Le feu Strindberg (1849-1912)

dimanche 29 novembre 2009

Toute traduction de cette œuvre magistrale en restitue la flamme nécessairement atténuée, certaines parmi les plus talentueuses s’approchant, au risque de s’y brûler, au plus près du foyer initial. C’est le cas du tome I de la Correspondance offerte dans un très bel exemplaire des éditions Zulma. L’ardeur des lettres de l’écrivain suédois semble, grâce à la traductrice Elena Balzamo, n’avoir rien perdu de son éclat à passer dans notre français plus tempéré. Et s’il nous arrive en lisant de tâtonner parfois dans la cendre de ce qui vient d’être dit, l’étincelle ne tarde pas à sourdre du bien ou du mal fondé d’un argument.

Voyez plutôt. N’oublions pas que, dans la lettre ci-dessous adressée à un ami et où le désespoir ne parvient pas à se dégeler en espoir, Strindberg, alors étudiant à l’Université d’Uppsala, n’a que 23 ans :

Très cher !

Comme tu es le seul être humain avec qui je puisse parler, et comme, en ce moment, j’ai besoin de parler, sois gentil et lis ce qui suit. Après des errances qui, faute de durer longtemps, ont été d’autant plus intenses, me voici dans l’impasse: C’est fini, impossible d’aller plus loin. Mais avant de me coucher, épuisé, au pied du mur qui me barre le chemin, je voudrais m’appuyer contre un réverbère pour esquisser quelques réflexions, courtes, car je suis pressé, par crainte que le réverbère ne s’éteigne, courtes, car j’ai peur de me fatiguer avant d’arriver à la conclusion.

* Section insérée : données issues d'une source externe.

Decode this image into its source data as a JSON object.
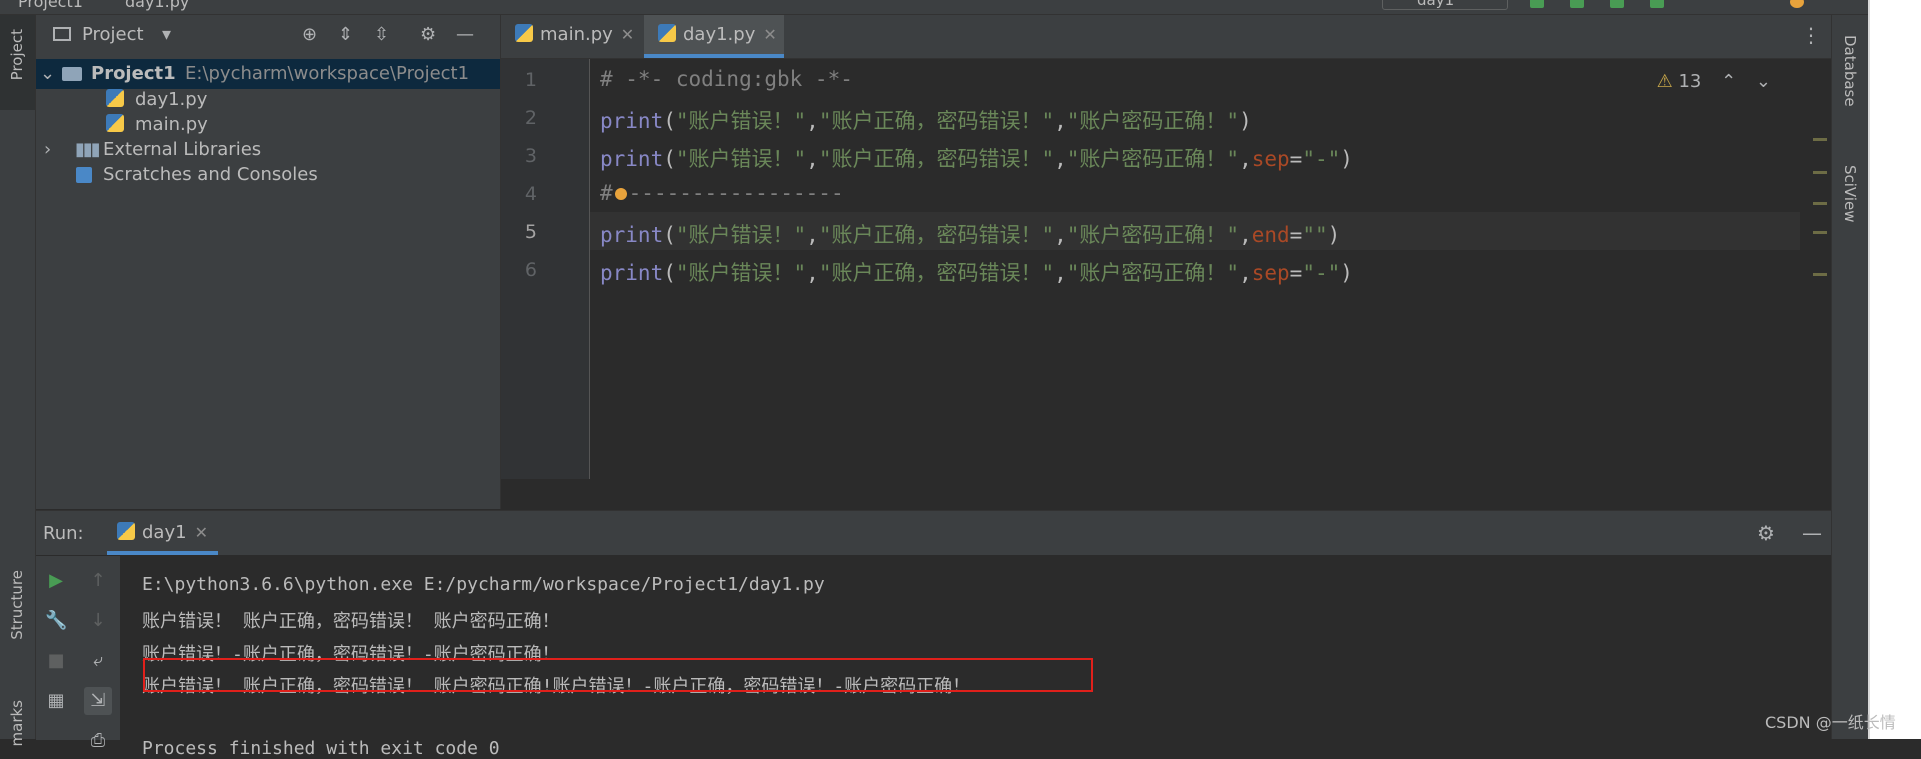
{
  "topbar": {
    "crumb_project": "Project1",
    "crumb_file": "day1.py",
    "run_config": "day1"
  },
  "left_strip": {
    "project_label": "Project",
    "structure_label": "Structure",
    "bookmarks_label": "marks"
  },
  "right_strip": {
    "database_label": "Database",
    "sciview_label": "SciView"
  },
  "project_panel": {
    "title": "Project",
    "tree": [
      {
        "label": "Project1",
        "path": "E:\\pycharm\\workspace\\Project1",
        "selected": true
      },
      {
        "label": "day1.py"
      },
      {
        "label": "main.py"
      },
      {
        "label": "External Libraries"
      },
      {
        "label": "Scratches and Consoles"
      }
    ]
  },
  "editor": {
    "tabs": [
      {
        "label": "main.py",
        "active": false
      },
      {
        "label": "day1.py",
        "active": true
      }
    ],
    "inspection_count": "13",
    "line_numbers": [
      "1",
      "2",
      "3",
      "4",
      "5",
      "6"
    ],
    "lines": {
      "l1": "# -*- coding:gbk -*-",
      "print": "print",
      "s1": "\"账户错误！\"",
      "s2": "\"账户正确，密码错误！\"",
      "s3": "\"账户密码正确！\"",
      "comma": ",",
      "sep": "sep",
      "end": "end",
      "eq": "=",
      "dash": "\"-\"",
      "empty": "\"\"",
      "lp": "(",
      "rp": ")",
      "l4_hash": "#",
      "l4_rest": "-----------------"
    }
  },
  "run": {
    "label": "Run:",
    "tab": "day1",
    "console": [
      "E:\\python3.6.6\\python.exe E:/pycharm/workspace/Project1/day1.py",
      "账户错误！ 账户正确，密码错误！ 账户密码正确！",
      "账户错误！-账户正确，密码错误！-账户密码正确！",
      "账户错误！ 账户正确，密码错误！ 账户密码正确!账户错误！-账户正确，密码错误！-账户密码正确！",
      "",
      "Process finished with exit code 0"
    ]
  },
  "watermark": "CSDN @一纸长情",
  "colors": {
    "string": "#6a8759",
    "builtin": "#8888c6",
    "kwarg": "#aa4926",
    "comment": "#808080",
    "annotation_box": "#e0201b"
  },
  "icons": [
    "python-file-icon",
    "folder-icon",
    "library-icon",
    "scratch-icon",
    "gear-icon",
    "minimize-icon",
    "play-icon",
    "wrench-icon",
    "stop-icon",
    "warning-icon"
  ]
}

Je suis las – de tout ! Là est le secret. Je suis las des êtres humains, c’est pourquoi il m’arrive de ne pas sortir pour déjeuner, pour éviter de côtoyer les gens; je fréquente désormais un autre établissement, car dans l’ancien je connais le montant de la note de chacun, je sais que Hellander ne prend jamais de hors d’œuvre, je sais qu’Aberg boit de la limonade, je sais que le serveur s’appelle Gustafsson, je connais par cœur le sourire du maître d’hôtel à l’instant où il encaisse le paiement, je connais chacun des clients; il ne s’y passe jamais rien, tout est figé, jamais de visage nouveau; c’est une monotonie qui m’aurait tué si la vie elle-même, la vie dans son ensemble, qui est exactement pareille, une copie conforme de ce bistrot, ne s’en chargeait pas !

Au temps de ma jeunesse …

Pourquoi, chez moi en ce moment ce besoin de feuilleter la correspondance de ces écrivains prodigieux que furent Strindberg, Faulkner, Flaubert ? Peut-être parce que j’y cherche les sources de l’œuvre à naître, l’indescriptible du descriptible, leur enfance encore présente, l’étymologie de leur inspiration, ce qui déjà dans leurs mots de vingt ans préfigure leurs futurs grands récits dont on sent s’approcher l’ombre. Je m’interroge.